Vice President Pence greets people as he walks through the Capitol’s Statuary Hall on his way to the House of Representatives for the vote on the Tax Cuts and Jobs Act on Dec. 19. (Chip Somodevilla/Getty Images)
Vice President Pence’s office has announced new dates for his delayed trip to the Middle East: Jan. 19-23.
Pence was originally scheduled to travel the week before Christmas, but postponed the trip so he could remain in Washington in case his vote was needed to pass tax legislation. At the time, White House aides insisted the move had nothing to do with uproar in the region over the Trump administration’s decision to recognize Jerusalem as the capital of Israel.
Many U.S. allies disagreed with Trump’s decision, as no other country has its embassy in Jerusalem, under a long-standing international consensus the city’s status should be decided in a peace deal between the Israelis and the Palestinians.
Pence plans to leave Washington on Jan. 19 and arrive in Egypt on Jan. 20 to meet with Egyptian President Abdel Fatah al-Sissi. Pence will then travel to Jordan to meet with King Abdullah II on Jan. 21, a meeting that was not on his original itinerary. Pence will then spend Jan. 22 and 23 in Israel, where he will participate in a bilateral discussion with Israeli Prime Minister Benjamin Netanyahu and Israeli President Reuven Rivlin, and give a speech at the Knesset. While in Israel, Pence also plans to visit the Western Wall and Yad Vashem Holocaust memorial.
“At President Trump’s direction, the Vice President is traveling to the Middle East to reaffirm our commitment to work with the U.S.’s allies in the region to defeat radicalism that threatens future generations,” Pence’s press secretary Alyssa Farah said in a statement on Monday morning. “The Vice President is looking forward to meeting with the leaders of Egypt, Jordan, and Israel to discuss ways to work together to fight terrorism and improve our national security.”
This trip, which has been in the works for months, was originally supposed to include meetings with Palestinian President Mahmoud Abbas, the grand imam of Egypt’s Al-Azhar mosque and the pope of the Egyptian Coptic Church, who leads the largest Christian denomination in the Middle East. Pence had also planned to visit Bethlehem. After Trump announced on Dec. 6 that his administration had decided to recognize Jerusalem as the capital of Israel, breaking with decades of U.S. policy, Abbas and others canceled their meetings. At the time, Abbas’s diplomatic adviser, Majdi Khaldi, said Abbas would not meet with Pence “because the U.S. has crossed red lines” with its decision on Jerusalem. Sissi has agreed to meet with Pence, despite the deep unpopularity of Trump’s decision.
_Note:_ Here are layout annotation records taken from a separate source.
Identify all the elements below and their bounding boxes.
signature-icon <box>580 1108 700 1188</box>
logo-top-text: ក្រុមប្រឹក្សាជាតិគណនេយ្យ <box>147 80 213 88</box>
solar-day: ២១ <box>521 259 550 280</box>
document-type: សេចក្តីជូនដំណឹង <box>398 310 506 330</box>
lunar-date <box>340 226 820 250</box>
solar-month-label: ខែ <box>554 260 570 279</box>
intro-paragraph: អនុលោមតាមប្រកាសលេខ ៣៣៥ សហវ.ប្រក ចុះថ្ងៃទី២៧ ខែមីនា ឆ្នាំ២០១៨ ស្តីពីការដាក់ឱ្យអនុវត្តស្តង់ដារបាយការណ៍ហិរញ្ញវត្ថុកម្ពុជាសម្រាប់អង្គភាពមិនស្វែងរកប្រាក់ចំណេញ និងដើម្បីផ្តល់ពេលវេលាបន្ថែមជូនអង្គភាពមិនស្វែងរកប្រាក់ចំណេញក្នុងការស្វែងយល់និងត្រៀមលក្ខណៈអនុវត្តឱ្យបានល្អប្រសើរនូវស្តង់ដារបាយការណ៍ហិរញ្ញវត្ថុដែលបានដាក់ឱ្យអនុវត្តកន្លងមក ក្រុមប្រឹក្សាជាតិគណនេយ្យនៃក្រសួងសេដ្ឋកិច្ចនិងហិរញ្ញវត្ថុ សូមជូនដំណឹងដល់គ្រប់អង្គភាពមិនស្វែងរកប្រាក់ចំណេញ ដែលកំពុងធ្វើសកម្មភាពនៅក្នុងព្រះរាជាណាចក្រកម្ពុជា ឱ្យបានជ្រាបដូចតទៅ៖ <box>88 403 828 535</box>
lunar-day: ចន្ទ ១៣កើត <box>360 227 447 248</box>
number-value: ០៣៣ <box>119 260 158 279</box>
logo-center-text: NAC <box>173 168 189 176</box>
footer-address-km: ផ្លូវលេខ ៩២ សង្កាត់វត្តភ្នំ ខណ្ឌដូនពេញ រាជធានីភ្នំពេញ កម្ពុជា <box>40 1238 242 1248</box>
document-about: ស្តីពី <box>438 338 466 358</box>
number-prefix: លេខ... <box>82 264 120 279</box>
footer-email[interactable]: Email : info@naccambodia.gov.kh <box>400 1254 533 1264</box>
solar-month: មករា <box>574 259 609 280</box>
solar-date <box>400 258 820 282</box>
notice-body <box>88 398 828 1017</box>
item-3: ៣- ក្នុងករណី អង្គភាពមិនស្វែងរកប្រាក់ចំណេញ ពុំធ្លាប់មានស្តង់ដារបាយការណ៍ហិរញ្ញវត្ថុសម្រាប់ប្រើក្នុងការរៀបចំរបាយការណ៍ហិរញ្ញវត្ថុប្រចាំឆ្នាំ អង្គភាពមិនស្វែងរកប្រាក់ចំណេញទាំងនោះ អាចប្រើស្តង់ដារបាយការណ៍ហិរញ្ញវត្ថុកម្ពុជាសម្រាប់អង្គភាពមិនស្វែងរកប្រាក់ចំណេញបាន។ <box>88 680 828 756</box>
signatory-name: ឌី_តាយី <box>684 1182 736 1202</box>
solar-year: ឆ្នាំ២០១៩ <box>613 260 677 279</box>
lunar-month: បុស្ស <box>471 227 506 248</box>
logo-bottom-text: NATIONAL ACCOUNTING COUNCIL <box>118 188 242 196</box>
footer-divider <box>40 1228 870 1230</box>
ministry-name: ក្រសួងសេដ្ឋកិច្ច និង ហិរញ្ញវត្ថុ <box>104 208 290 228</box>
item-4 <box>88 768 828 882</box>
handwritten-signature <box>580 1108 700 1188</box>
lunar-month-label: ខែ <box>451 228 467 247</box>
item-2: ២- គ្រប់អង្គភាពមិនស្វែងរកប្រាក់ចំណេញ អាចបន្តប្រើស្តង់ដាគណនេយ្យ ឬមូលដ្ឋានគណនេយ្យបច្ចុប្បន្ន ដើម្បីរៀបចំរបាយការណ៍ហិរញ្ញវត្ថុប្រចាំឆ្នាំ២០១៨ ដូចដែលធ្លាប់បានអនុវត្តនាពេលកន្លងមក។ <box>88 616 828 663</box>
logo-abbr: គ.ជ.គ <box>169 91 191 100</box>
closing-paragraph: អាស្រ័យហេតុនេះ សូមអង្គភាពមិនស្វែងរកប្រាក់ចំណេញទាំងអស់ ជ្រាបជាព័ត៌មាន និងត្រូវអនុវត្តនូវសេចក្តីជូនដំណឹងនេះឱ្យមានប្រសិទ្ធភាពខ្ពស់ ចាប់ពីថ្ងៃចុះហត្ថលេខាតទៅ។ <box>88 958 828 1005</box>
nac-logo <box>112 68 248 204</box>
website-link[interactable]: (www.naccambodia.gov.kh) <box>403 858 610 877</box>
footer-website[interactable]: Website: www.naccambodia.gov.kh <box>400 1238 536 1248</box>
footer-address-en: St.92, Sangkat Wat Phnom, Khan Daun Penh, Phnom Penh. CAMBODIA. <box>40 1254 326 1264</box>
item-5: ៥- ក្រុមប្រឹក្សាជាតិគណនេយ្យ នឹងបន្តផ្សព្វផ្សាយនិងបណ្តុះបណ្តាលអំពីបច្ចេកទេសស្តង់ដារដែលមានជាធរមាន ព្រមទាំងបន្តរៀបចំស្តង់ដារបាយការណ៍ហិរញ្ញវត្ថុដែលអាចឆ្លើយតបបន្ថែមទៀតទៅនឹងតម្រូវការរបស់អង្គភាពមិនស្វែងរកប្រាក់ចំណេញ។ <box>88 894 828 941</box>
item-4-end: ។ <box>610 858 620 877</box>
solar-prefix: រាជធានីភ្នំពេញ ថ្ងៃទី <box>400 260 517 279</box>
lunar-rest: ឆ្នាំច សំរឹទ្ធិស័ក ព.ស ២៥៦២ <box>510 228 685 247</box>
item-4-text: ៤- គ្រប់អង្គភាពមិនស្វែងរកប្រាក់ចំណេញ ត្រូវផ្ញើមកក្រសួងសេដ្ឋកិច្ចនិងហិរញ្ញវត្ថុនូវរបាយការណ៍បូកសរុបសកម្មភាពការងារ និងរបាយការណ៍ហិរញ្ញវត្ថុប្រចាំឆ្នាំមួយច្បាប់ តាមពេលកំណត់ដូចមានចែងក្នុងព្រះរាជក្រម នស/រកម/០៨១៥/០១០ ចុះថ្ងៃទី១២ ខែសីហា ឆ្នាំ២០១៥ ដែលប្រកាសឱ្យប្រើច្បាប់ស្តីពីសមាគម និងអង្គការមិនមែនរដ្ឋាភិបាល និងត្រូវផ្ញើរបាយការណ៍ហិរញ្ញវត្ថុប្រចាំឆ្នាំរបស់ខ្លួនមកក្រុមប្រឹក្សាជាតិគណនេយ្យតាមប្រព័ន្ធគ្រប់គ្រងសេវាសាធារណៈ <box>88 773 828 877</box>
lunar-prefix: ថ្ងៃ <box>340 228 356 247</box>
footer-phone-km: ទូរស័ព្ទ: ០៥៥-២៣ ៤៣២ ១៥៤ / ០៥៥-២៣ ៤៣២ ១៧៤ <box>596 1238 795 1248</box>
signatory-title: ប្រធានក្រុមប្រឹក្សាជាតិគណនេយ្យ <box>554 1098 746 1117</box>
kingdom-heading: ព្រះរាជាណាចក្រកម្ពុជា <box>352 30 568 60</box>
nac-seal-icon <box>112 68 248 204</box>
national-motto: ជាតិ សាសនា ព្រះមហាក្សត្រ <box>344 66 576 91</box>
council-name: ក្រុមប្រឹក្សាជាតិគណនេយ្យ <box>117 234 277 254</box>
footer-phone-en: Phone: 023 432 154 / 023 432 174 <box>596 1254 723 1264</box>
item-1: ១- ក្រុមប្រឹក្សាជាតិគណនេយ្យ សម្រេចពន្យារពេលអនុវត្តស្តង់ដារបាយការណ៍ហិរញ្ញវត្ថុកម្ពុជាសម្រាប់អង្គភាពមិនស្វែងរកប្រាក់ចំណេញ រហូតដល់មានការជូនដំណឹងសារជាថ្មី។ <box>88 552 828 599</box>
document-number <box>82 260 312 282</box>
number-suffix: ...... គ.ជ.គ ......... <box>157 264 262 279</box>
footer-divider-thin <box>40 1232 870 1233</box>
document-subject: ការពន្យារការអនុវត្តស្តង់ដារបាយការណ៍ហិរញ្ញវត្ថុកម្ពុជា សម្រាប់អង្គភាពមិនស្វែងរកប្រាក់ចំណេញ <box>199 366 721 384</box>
Originally, Pence had planned to focus heavily on the persecution of Christians and religious minorities during his visit. Following the Jerusalem decision, the focus of the trip sharply shifted to rebuilding relationships in the region and on the collective problem of terrorism. In particular, Pence plans to make clear that Egypt continues to be an “incredibly important” partner in the region, according to aides. Ahead of the original trip last year, a senior administration official said the Trump administration understands “the Palestinians may need a cooling-off period,” and Pence did not plan to put any pressure on them during his trip.